During the Q1FY24 period, SBI's net interest income (NII) witnessed a robust YoY increase of 24.7%, reaching Rs 38,905 crore. Additionally, the domestic net interest margin saw a 24 basis points YoY rise, reaching 3.47%.
The state-owned bank's gross non-performing assets (NPAs) declined to 2.76%, a decrease from both the previous quarter (2.78%) and the same period last year (3.9%).
In terms of figures, the gross NPAs decreased to Rs 91,327.84 crore from Rs 113,271.72 crore YoY. Provisions for bad loans stood at Rs 2,501 crore, compared to Rs 4,392 crore YoY and Rs 3,316 crore QoQ.
SBI's capital adequacy ratio (Basel III) for the quarter was reported at 14.56%, slightly lower than the previous quarter's 14.68%. The earnings per share (EPS) saw an increase, rising to Rs 18.92 from Rs 18.71 QoQ.

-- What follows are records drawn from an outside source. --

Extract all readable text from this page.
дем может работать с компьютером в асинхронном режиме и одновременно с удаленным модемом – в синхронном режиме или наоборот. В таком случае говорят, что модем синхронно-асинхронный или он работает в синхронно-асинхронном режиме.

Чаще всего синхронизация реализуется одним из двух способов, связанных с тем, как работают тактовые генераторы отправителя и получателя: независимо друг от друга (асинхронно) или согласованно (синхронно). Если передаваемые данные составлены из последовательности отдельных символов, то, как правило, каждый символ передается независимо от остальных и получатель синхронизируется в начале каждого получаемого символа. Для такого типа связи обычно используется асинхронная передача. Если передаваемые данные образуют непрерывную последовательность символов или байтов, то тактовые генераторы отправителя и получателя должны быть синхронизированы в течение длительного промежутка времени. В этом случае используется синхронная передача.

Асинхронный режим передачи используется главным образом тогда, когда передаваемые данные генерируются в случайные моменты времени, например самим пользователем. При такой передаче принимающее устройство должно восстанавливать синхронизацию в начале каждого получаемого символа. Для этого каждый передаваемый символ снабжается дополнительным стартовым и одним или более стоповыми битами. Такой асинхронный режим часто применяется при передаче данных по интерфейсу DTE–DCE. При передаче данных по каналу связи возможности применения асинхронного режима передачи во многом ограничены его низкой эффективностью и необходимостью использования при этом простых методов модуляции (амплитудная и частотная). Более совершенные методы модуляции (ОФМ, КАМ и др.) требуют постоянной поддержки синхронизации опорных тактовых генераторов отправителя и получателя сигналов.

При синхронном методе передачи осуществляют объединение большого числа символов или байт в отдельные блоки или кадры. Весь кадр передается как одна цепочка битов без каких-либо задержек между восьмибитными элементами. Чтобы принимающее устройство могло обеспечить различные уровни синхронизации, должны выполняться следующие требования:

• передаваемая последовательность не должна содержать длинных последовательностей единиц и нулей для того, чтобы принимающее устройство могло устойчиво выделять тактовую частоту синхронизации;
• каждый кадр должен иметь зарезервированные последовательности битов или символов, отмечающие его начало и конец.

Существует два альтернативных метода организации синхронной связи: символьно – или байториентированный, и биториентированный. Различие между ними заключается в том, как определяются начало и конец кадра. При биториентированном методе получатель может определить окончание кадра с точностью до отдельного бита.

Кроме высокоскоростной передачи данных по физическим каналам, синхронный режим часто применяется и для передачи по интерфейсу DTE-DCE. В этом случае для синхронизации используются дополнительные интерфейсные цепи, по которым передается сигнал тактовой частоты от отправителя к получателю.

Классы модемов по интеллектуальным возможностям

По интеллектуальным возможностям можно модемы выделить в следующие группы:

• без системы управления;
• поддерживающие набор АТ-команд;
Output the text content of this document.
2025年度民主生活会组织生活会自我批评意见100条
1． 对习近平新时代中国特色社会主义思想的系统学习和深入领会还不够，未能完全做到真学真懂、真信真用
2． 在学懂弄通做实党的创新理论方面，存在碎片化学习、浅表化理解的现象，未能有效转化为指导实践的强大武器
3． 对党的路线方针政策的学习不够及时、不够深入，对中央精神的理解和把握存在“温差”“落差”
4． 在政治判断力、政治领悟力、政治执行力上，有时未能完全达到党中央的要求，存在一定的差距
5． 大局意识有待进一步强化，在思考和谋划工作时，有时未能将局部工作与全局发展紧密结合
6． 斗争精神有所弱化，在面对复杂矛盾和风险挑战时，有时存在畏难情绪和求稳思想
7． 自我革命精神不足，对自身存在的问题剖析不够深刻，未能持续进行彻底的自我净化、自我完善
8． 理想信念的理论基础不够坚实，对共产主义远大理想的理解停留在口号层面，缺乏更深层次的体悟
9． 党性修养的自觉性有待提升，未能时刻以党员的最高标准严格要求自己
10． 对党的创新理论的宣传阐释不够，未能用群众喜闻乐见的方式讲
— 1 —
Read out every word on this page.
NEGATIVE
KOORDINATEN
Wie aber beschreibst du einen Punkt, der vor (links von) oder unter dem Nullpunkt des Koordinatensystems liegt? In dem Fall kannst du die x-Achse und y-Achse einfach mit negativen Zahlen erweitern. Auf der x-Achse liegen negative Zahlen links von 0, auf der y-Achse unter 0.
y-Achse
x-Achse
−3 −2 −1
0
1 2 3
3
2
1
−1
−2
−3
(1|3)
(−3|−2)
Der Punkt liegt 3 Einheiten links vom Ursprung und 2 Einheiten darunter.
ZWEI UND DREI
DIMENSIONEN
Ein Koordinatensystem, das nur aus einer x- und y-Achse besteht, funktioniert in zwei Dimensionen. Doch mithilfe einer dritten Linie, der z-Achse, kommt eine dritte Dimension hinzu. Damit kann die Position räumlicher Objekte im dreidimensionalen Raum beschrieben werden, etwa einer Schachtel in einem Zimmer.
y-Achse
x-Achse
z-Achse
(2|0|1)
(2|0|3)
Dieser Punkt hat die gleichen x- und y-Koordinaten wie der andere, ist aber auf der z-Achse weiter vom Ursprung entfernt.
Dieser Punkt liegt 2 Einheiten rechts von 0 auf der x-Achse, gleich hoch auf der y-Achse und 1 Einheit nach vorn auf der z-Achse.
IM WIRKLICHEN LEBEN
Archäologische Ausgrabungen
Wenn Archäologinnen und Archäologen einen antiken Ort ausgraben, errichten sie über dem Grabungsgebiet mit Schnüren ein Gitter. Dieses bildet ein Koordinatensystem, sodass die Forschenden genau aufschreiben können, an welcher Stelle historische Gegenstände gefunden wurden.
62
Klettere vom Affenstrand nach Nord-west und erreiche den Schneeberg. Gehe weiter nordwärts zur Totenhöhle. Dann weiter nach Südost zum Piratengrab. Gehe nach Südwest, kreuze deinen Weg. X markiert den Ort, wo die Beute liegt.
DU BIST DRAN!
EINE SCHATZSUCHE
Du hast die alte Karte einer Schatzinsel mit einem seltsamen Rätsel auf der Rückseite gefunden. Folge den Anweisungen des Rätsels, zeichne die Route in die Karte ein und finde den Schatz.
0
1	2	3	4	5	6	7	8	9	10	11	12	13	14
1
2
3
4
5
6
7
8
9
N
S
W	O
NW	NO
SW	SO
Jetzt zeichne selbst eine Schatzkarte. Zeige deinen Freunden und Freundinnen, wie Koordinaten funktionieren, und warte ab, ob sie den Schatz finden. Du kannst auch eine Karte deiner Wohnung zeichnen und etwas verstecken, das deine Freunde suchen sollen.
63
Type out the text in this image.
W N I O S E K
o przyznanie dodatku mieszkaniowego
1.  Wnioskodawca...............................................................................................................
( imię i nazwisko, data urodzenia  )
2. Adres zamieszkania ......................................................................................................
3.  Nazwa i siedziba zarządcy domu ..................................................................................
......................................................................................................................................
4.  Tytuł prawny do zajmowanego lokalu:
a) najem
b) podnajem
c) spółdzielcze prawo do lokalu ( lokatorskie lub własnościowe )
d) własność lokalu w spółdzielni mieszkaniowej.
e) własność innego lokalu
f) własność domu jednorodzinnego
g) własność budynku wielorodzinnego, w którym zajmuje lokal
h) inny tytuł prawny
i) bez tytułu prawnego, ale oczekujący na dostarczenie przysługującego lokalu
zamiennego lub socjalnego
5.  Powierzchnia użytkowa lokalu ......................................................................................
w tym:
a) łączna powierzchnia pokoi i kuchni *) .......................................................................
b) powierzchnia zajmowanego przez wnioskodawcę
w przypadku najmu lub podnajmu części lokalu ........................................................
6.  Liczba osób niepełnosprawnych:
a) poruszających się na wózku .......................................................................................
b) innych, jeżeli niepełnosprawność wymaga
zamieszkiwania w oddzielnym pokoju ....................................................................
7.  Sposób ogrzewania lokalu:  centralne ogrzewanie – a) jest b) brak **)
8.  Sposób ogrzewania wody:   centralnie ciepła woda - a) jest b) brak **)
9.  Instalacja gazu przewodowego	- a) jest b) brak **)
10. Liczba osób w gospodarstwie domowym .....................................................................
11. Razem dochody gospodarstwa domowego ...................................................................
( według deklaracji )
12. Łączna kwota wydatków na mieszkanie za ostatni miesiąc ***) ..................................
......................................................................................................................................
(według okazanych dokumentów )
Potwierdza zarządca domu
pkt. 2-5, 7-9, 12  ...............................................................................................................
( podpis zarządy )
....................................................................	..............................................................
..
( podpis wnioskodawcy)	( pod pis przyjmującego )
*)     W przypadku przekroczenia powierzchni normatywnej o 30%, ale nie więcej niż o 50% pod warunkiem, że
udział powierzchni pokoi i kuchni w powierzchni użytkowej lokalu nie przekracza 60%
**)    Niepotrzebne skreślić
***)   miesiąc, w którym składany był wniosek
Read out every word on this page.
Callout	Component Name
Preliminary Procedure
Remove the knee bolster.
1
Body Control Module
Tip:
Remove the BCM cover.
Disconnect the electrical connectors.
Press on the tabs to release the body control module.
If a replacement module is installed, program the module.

The return on assets (ROA) experienced a marginal decrease of 1 basis point QoQ, settling at 1.22%. Furthermore, the debt-to-equity ratio improved, declining to 0.64 from 0.66 in the fourth quarter of FY23.
In terms of the balance sheet, SBI observed a credit growth of 13.90% YoY, with domestic advances experiencing a growth of 15.08% YoY. Notably, auto loans surpassed the Rs 1 lakh crore mark, while agricultural and corporate loans demonstrated year-on-year growth of 14.84% and 12.38%, respectively.
The driving force behind the growth in domestic advances was SME Advances, which achieved a notable growth of 18.27% YoY, followed by Retail Personal Advances with a substantial increase of 16.46% YoY.
The Provision Coverage Ratio (PCR) experienced a slight decline of 23 basis points (bps) YoY, reaching 74.82%, while the slippage ratio exhibited improvement, decreasing by 44 bps YoY to 0.94%.
The Credit Cost for Q1FY24 displayed an improvement of 29 bps YoY, reaching 0.32%. The Capital Adequacy Ratio (CAR) by the end of Q1FY24 saw a significant increase of 113 bps YoY, standing at 14.56%.
Despite facing a challenging quarter, SBI highlighted that its gross advances demonstrated resilience, and the 15 bps YoY reduction in gross non-performing assets (NPAs) indicated a continuous enhancement in asset quality.